Wednesday, 24.11.2021

The Senate of the Leibniz Association has recommended funding for an HPI project to develop an ultrafast microscope for working with highly infectious pathogens for the 2022 Leibniz Competition in the "Leibniz Transfer funding programme”.

Two photon excitation microscopy (TPE) is an extremely valuable tool for the direct study of infectious processes under realistic conditions. However, for researchers working with pathogens in biological safety level 3 (BSL3) laboratories, such as SARS-CoV-2, TPE microscopes are extremely rare. In addition, for real-time imaging of infectious processes in large volumes, new strategies are needed to increase the acquisition rate. 

This is precisely where the transfer project comes in: The goal is to develop a robust TPE prototype, install it at the HPI and thus make it available to the field of infection research. To this end, researchers from the disciplines of light microscopy, laser technology and life science are to be brought together - both from academia and industry. As a result, the next generation of TPE microscopes will be developed that are optimized for the study of pathogens under BSL3 conditions and offer user-friendly operation.

"With this, we are not only developing novel technologies, but also creating an infrastructure that is urgently needed to quickly develop strategies against emerging pandemics," explains project leader Dr. Roland Thünauer (head of light microscopy at the HPI technology platform "Microscopy and Image Analysis"). 

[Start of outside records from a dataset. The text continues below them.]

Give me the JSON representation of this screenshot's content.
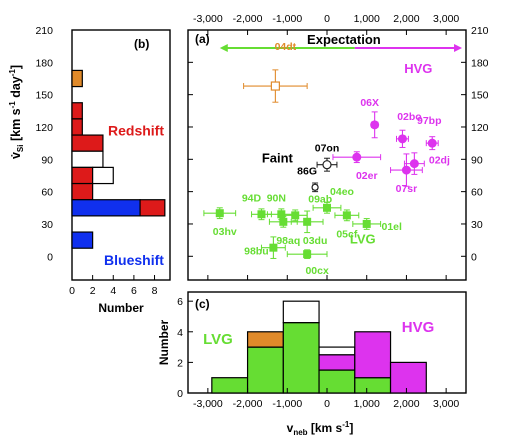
{
  "colors": {
    "lvg": "#66dd33",
    "hvg": "#dd33ee",
    "faint": "#222222",
    "orange": "#e08a2a",
    "red": "#dd1a1a",
    "blue": "#1030ee",
    "white": "#ffffff"
  },
  "chart_data": [
    {
      "panel": "(a)",
      "type": "scatter",
      "xlabel": "v_neb [km s^-1]",
      "ylabel": "v̇_Si [km s^-1 day^-1]",
      "x_ticks": [
        "-3,000",
        "-2,000",
        "-1,000",
        "0",
        "1,000",
        "2,000",
        "3,000"
      ],
      "x_tick_values": [
        -3000,
        -2000,
        -1000,
        0,
        1000,
        2000,
        3000
      ],
      "y_ticks": [
        "0",
        "30",
        "60",
        "90",
        "120",
        "150",
        "180",
        "210"
      ],
      "y_tick_values": [
        0,
        30,
        60,
        90,
        120,
        150,
        180,
        210
      ],
      "xlim": [
        -3500,
        3500
      ],
      "ylim": [
        -22,
        210
      ],
      "expectation_label": "Expectation",
      "expectation_range": [
        -2700,
        3400
      ],
      "expectation_split": 700,
      "labels": {
        "hvg": "HVG",
        "lvg": "LVG",
        "faint": "Faint"
      },
      "points": [
        {
          "name": "04dt",
          "x": -1300,
          "y": 158,
          "xerr": 800,
          "yerr": 15,
          "group": "orange",
          "label_dx": 10,
          "label_dy": 40
        },
        {
          "name": "07on",
          "x": 0,
          "y": 85,
          "xerr": 250,
          "yerr": 6,
          "group": "faint",
          "label_dx": 0,
          "label_dy": 17
        },
        {
          "name": "86G",
          "x": -300,
          "y": 64,
          "xerr": 60,
          "yerr": 4,
          "group": "faint",
          "label_dx": -8,
          "label_dy": 17
        },
        {
          "name": "06X",
          "x": 1200,
          "y": 122,
          "xerr": 80,
          "yerr": 12,
          "group": "hvg",
          "label_dx": -5,
          "label_dy": 23
        },
        {
          "name": "02bo",
          "x": 1900,
          "y": 109,
          "xerr": 150,
          "yerr": 8,
          "group": "hvg",
          "label_dx": 7,
          "label_dy": 23
        },
        {
          "name": "97bp",
          "x": 2650,
          "y": 105,
          "xerr": 150,
          "yerr": 6,
          "group": "hvg",
          "label_dx": -3,
          "label_dy": 23
        },
        {
          "name": "02er",
          "x": 750,
          "y": 92,
          "xerr": 600,
          "yerr": 5,
          "group": "hvg",
          "label_dx": 10,
          "label_dy": -18
        },
        {
          "name": "02dj",
          "x": 2200,
          "y": 86,
          "xerr": 250,
          "yerr": 10,
          "group": "hvg",
          "label_dx": 25,
          "label_dy": 4
        },
        {
          "name": "07sr",
          "x": 2000,
          "y": 80,
          "xerr": 400,
          "yerr": 15,
          "group": "hvg",
          "label_dx": 0,
          "label_dy": -18
        },
        {
          "name": "03hv",
          "x": -2700,
          "y": 40,
          "xerr": 400,
          "yerr": 5,
          "group": "lvg",
          "label_dx": 5,
          "label_dy": -18
        },
        {
          "name": "94D",
          "x": -1650,
          "y": 39,
          "xerr": 250,
          "yerr": 5,
          "group": "lvg",
          "label_dx": -10,
          "label_dy": 17
        },
        {
          "name": "90N",
          "x": -1150,
          "y": 39,
          "xerr": 350,
          "yerr": 5,
          "group": "lvg",
          "label_dx": -5,
          "label_dy": 17
        },
        {
          "name": "09ab",
          "x": -800,
          "y": 38,
          "xerr": 300,
          "yerr": 5,
          "group": "lvg",
          "label_dx": 25,
          "label_dy": 17
        },
        {
          "name": "04eo",
          "x": 0,
          "y": 45,
          "xerr": 350,
          "yerr": 5,
          "group": "lvg",
          "label_dx": 15,
          "label_dy": 17
        },
        {
          "name": "98aq",
          "x": -1100,
          "y": 32,
          "xerr": 350,
          "yerr": 5,
          "group": "lvg",
          "label_dx": 5,
          "label_dy": -18
        },
        {
          "name": "03du",
          "x": -500,
          "y": 32,
          "xerr": 400,
          "yerr": 10,
          "group": "lvg",
          "label_dx": 8,
          "label_dy": -18
        },
        {
          "name": "05cf",
          "x": 500,
          "y": 38,
          "xerr": 300,
          "yerr": 5,
          "group": "lvg",
          "label_dx": 0,
          "label_dy": -18
        },
        {
          "name": "01el",
          "x": 1000,
          "y": 30,
          "xerr": 350,
          "yerr": 5,
          "group": "lvg",
          "label_dx": 25,
          "label_dy": -2
        },
        {
          "name": "98bu",
          "x": -1350,
          "y": 8,
          "xerr": 300,
          "yerr": 10,
          "group": "lvg",
          "label_dx": -17,
          "label_dy": -3
        },
        {
          "name": "00cx",
          "x": -500,
          "y": 2,
          "xerr": 500,
          "yerr": 4,
          "group": "lvg",
          "label_dx": 10,
          "label_dy": -16
        }
      ]
    },
    {
      "panel": "(b)",
      "type": "bar",
      "orientation": "horizontal",
      "xlabel": "Number",
      "x_ticks": [
        "0",
        "2",
        "4",
        "6",
        "8"
      ],
      "x_tick_values": [
        0,
        2,
        4,
        6,
        8
      ],
      "xlim": [
        0,
        9.5
      ],
      "bin_width": 15,
      "labels": {
        "redshift": "Redshift",
        "blueshift": "Blueshift"
      },
      "bins": [
        {
          "center": 165,
          "blue": 0,
          "red": 0,
          "white": 0,
          "orange": 1
        },
        {
          "center": 150,
          "blue": 0,
          "red": 0,
          "white": 0,
          "orange": 0
        },
        {
          "center": 135,
          "blue": 0,
          "red": 1,
          "white": 0,
          "orange": 0
        },
        {
          "center": 120,
          "blue": 0,
          "red": 1,
          "white": 0,
          "orange": 0
        },
        {
          "center": 105,
          "blue": 0,
          "red": 3,
          "white": 0,
          "orange": 0
        },
        {
          "center": 90,
          "blue": 0,
          "red": 0,
          "white": 3,
          "orange": 0
        },
        {
          "center": 75,
          "blue": 0,
          "red": 2,
          "white": 2,
          "orange": 0
        },
        {
          "center": 60,
          "blue": 0,
          "red": 2,
          "white": 0,
          "orange": 0
        },
        {
          "center": 45,
          "blue": 6.6,
          "red": 2.4,
          "white": 0,
          "orange": 0
        },
        {
          "center": 30,
          "blue": 0,
          "red": 0,
          "white": 0,
          "orange": 0
        },
        {
          "center": 15,
          "blue": 2,
          "red": 0,
          "white": 0,
          "orange": 0
        }
      ]
    },
    {
      "panel": "(c)",
      "type": "bar",
      "orientation": "vertical",
      "stacked": true,
      "xlabel": "v_neb [km s^-1]",
      "ylabel": "Number",
      "x_ticks": [
        "-3,000",
        "-2,000",
        "-1,000",
        "0",
        "1,000",
        "2,000",
        "3,000"
      ],
      "x_tick_values": [
        -3000,
        -2000,
        -1000,
        0,
        1000,
        2000,
        3000
      ],
      "y_ticks": [
        "0",
        "2",
        "4",
        "6"
      ],
      "y_tick_values": [
        0,
        2,
        4,
        6
      ],
      "xlim": [
        -3500,
        3500
      ],
      "ylim": [
        0,
        6.6
      ],
      "bin_width": 900,
      "labels": {
        "lvg": "LVG",
        "hvg": "HVG"
      },
      "bins": [
        {
          "center": -2450,
          "green": 1,
          "orange": 0,
          "white": 0,
          "magenta": 0
        },
        {
          "center": -1550,
          "green": 3,
          "orange": 1,
          "white": 0,
          "magenta": 0
        },
        {
          "center": -650,
          "green": 4.6,
          "orange": 0,
          "white": 1.4,
          "magenta": 0
        },
        {
          "center": 250,
          "green": 1.5,
          "orange": 0,
          "white": 0.5,
          "magenta": 1
        },
        {
          "center": 1150,
          "green": 1,
          "orange": 0,
          "white": 0,
          "magenta": 3
        },
        {
          "center": 2050,
          "green": 0,
          "orange": 0,
          "white": 0,
          "magenta": 2
        }
      ]
    }
  ],
  "text": {
    "panel_a": "(a)",
    "panel_b": "(b)",
    "panel_c": "(c)",
    "y_axis_a": "v̇",
    "y_axis_a_sub": "Si",
    "y_axis_a_unit": "[km s",
    "y_axis_a_unit_sup1": "-1",
    "y_axis_a_unit_mid": " day",
    "y_axis_a_unit_sup2": "-1",
    "y_axis_a_unit_end": "]",
    "x_axis_c": "v",
    "x_axis_c_sub": "neb",
    "x_axis_c_unit": " [km s",
    "x_axis_c_unit_sup": "-1",
    "x_axis_c_unit_end": "]"
  }
}
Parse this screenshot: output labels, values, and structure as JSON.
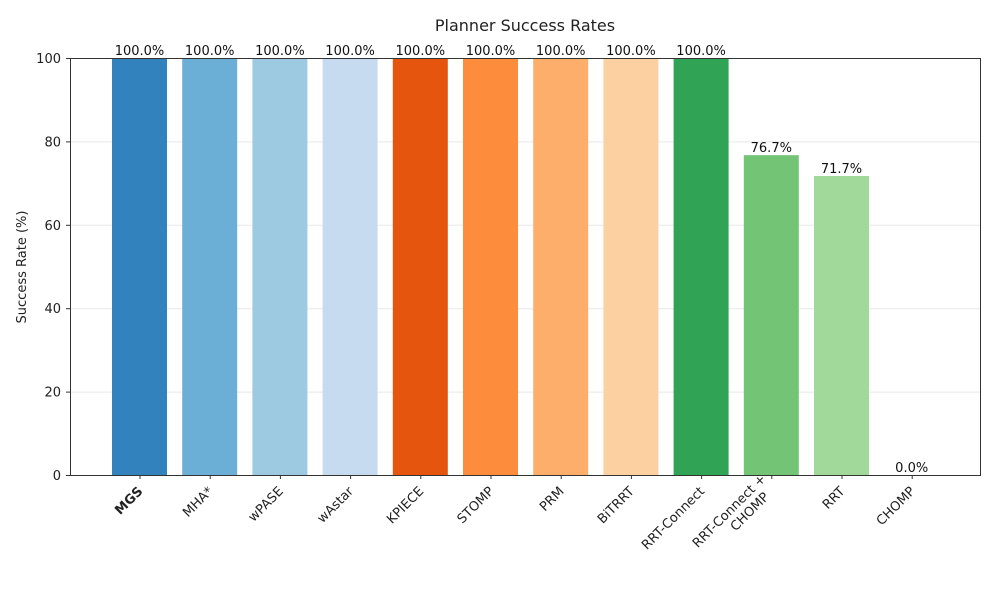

In addition to a number of HPI groups, cooperation partners include the University of Lübeck, the Research Center Borstel - Leibniz Lung Center (FZB), the Bernhard Nocht Institute for Tropical Medicine (BNITM), the Leibniz Institute for Natural Product Research and Infection Biology e.V. - Hans Knöll Institute (HKI), the Medical Laser Center Lübeck GmbH and the Leibniz ScienceCampus InterACt.

The "Leibniz Transfer funding programme“ promotes the transfer of knowledge from all areas of science to society, industry and politics, as well as the development of methods of communication and transfer.

InterACt congratulates Dr. Thünauer and is looking forward to an interesting project with a lot of cooperation.